Understand the basic principles and core concepts of prompt engineering.
Master various techniques and methods for constructing effective prompts.
Use different image generation models to create images with diverse styles.
Solve common problems encountered during AI image generation.
Enhance your creative expression and transform ideas into visual works.

Preparations#

Before you start learning, you need to make the following preparations:

Required Tools:
- AI Image Generation Platform: It is recommended to use mainstream platforms such as Midjourney, DALL-E 2, and Stable Diffusion. These platforms all offer free trials or paid subscription services, and you can choose according to your needs. This tutorial will use Stable Diffusion as an example because of its open-source nature and greater customizability.
- Text Editor: Used to write and edit prompts. It is recommended to use VS Code, Sublime Text, etc., which have features such as code highlighting and auto-completion to improve your efficiency.
- Image Processing Software: Optional, used for post-processing of generated images. It is recommended to use Photoshop, GIMP, etc.
Environment Configuration:
- Stable Diffusion: If you choose Stable Diffusion, you need to install the Python environment (version 3.7 or above is recommended) and configure the corresponding dependency libraries. For specific installation steps, you can refer to the official documentation of Stable Diffusion or related tutorials. It is recommended to use conda to create an independent virtual environment to avoid dependency conflicts with other projects.
- GPU: AI image generation requires high computing resources. It is recommended to use a computer with an Nvidia GPU and install drivers such as CUDA and cuDNN. If your computer does not have a GPU, you can also use cloud GPU services, such as Google Colab, Kaggle, etc.
Basic Knowledge:
- Python Basics: Understand the basic syntax and commonly used libraries of Python, such as numpy, PIL, etc.
- Deep Learning Basics: Understand the basic concepts of deep learning, such as neural networks, convolutional neural networks, etc.
- Image Processing Basics: Understand the basic concepts of images, such as pixels, color spaces, etc.
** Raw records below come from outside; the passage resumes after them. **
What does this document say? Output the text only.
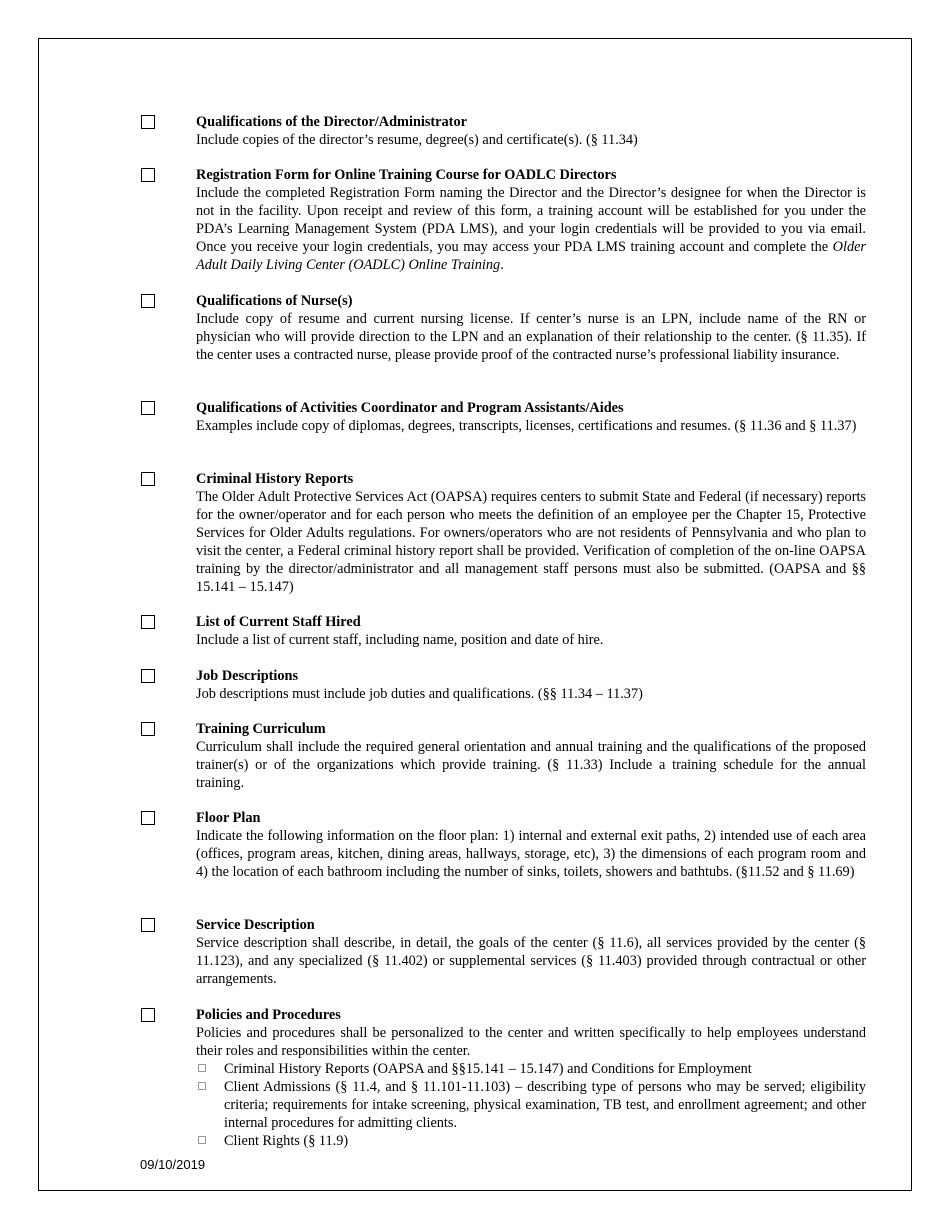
Qualifications of the Director/Administrator
Include copies of the director’s resume, degree(s) and certificate(s). (§ 11.34)
Registration Form for Online Training Course for OADLC Directors
Include the completed Registration Form naming the Director and the Director’s designee for when the Director is not in the facility. Upon receipt and review of this form, a training account will be established for you under the PDA’s Learning Management System (PDA LMS), and your login credentials will be provided to you via email. Once you receive your login credentials, you may access your PDA LMS training account and complete the Older Adult Daily Living Center (OADLC) Online Training.
Qualifications of Nurse(s)
Include copy of resume and current nursing license. If center’s nurse is an LPN, include name of the RN or physician who will provide direction to the LPN and an explanation of their relationship to the center. (§ 11.35). If the center uses a contracted nurse, please provide proof of the contracted nurse’s professional liability insurance.
Qualifications of Activities Coordinator and Program Assistants/Aides
Examples include copy of diplomas, degrees, transcripts, licenses, certifications and resumes. (§ 11.36 and § 11.37)
Criminal History Reports
The Older Adult Protective Services Act (OAPSA) requires centers to submit State and Federal (if necessary) reports for the owner/operator and for each person who meets the definition of an employee per the Chapter 15, Protective Services for Older Adults regulations. For owners/operators who are not residents of Pennsylvania and who plan to visit the center, a Federal criminal history report shall be provided. Verification of completion of the on-line OAPSA training by the director/administrator and all management staff persons must also be submitted. (OAPSA and §§ 15.141 – 15.147)
List of Current Staff Hired
Include a list of current staff, including name, position and date of hire.
Job Descriptions
Job descriptions must include job duties and qualifications. (§§ 11.34 – 11.37)
Training Curriculum
Curriculum shall include the required general orientation and annual training and the qualifications of the proposed trainer(s) or of the organizations which provide training. (§ 11.33) Include a training schedule for the annual training.
Floor Plan
Indicate the following information on the floor plan: 1) internal and external exit paths, 2) intended use of each area (offices, program areas, kitchen, dining areas, hallways, storage, etc), 3) the dimensions of each program room and 4) the location of each bathroom including the number of sinks, toilets, showers and bathtubs. (§11.52 and § 11.69)
Service Description
Service description shall describe, in detail, the goals of the center (§ 11.6), all services provided by the center (§ 11.123), and any specialized (§ 11.402) or supplemental services (§ 11.403) provided through contractual or other arrangements.
Policies and Procedures
Policies and procedures shall be personalized to the center and written specifically to help employees understand their roles and responsibilities within the center.
Criminal History Reports (OAPSA and §§15.141 – 15.147) and Conditions for Employment
Client Admissions (§ 11.4, and § 11.101-11.103) – describing type of persons who may be served; eligibility criteria; requirements for intake screening, physical examination, TB test, and enrollment agreement; and other internal procedures for admitting clients.
Client Rights (§ 11.9)
09/10/2019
Explanation of Core Concepts#

Understanding the following core concepts is crucial for mastering prompt engineering:

Prompt: A prompt is a text instruction provided by the user to the AI model to guide the model to generate a specific image. A good prompt should be clear, concise, and accurate, and be able to accurately describe the image you want to generate.
Positive Prompt: Describes the elements, features, styles, etc. that you want to include in the image. For example: "a photo of a cat, realistic, detailed, 8k".
Negative Prompt: Describes the elements, features, styles, etc. that you want to avoid including in the image. For example: "blurry, deformed, ugly, low quality".
Model: An AI image generation model is a neural network trained on a large amount of image data and used to generate images. Different models have different styles and characteristics. For example, Stable Diffusion has several different models, such as SD1.5, SDXL, etc.
Sampler: The sampling method determines how the model generates the image. Different sampling methods will produce different effects. Common sampling methods include Euler a, DPM++ 2M Karras, etc.
Steps: The number of iteration steps determines the fineness of the image generated by the model. The more iteration steps, the finer the image, but the generation time is also longer.
Seed: The random seed determines the randomness of the image generated by the model. Using the same prompt and random seed can generate the same image.
Prompt Weight: By adjusting the weight of the prompt, you can control the model's emphasis on different prompts. For example, you can use parentheses to increase or decrease the weight of the prompt. For example: "cat:(1.5)" means increasing the weight of "cat", "dog: (0.5)" means decreasing the weight of "dog".
LoRA (Low-Rank Adaptation): A fine-tuning technique that allows you to add specific styles or objects to the model without retraining the entire model. LoRA files are usually small and easy to share and use.

Step 1: Building a Basic Prompt#

The first step in building a prompt is to clarify the content of the image you want to generate. You need to consider the following questions:

Subject: What is the main object of the image? For example: a cat, a castle, a landscape painting.
Background: What is the background of the image? For example: forest, beach, city.
Style: What is the style of the image? For example: realistic, cartoon, oil painting.
Lighting: What is the lighting effect of the image? For example: sunset, moonlight, spotlight.
Composition: What is the composition of the image? For example: close-up, long shot, bird's-eye view.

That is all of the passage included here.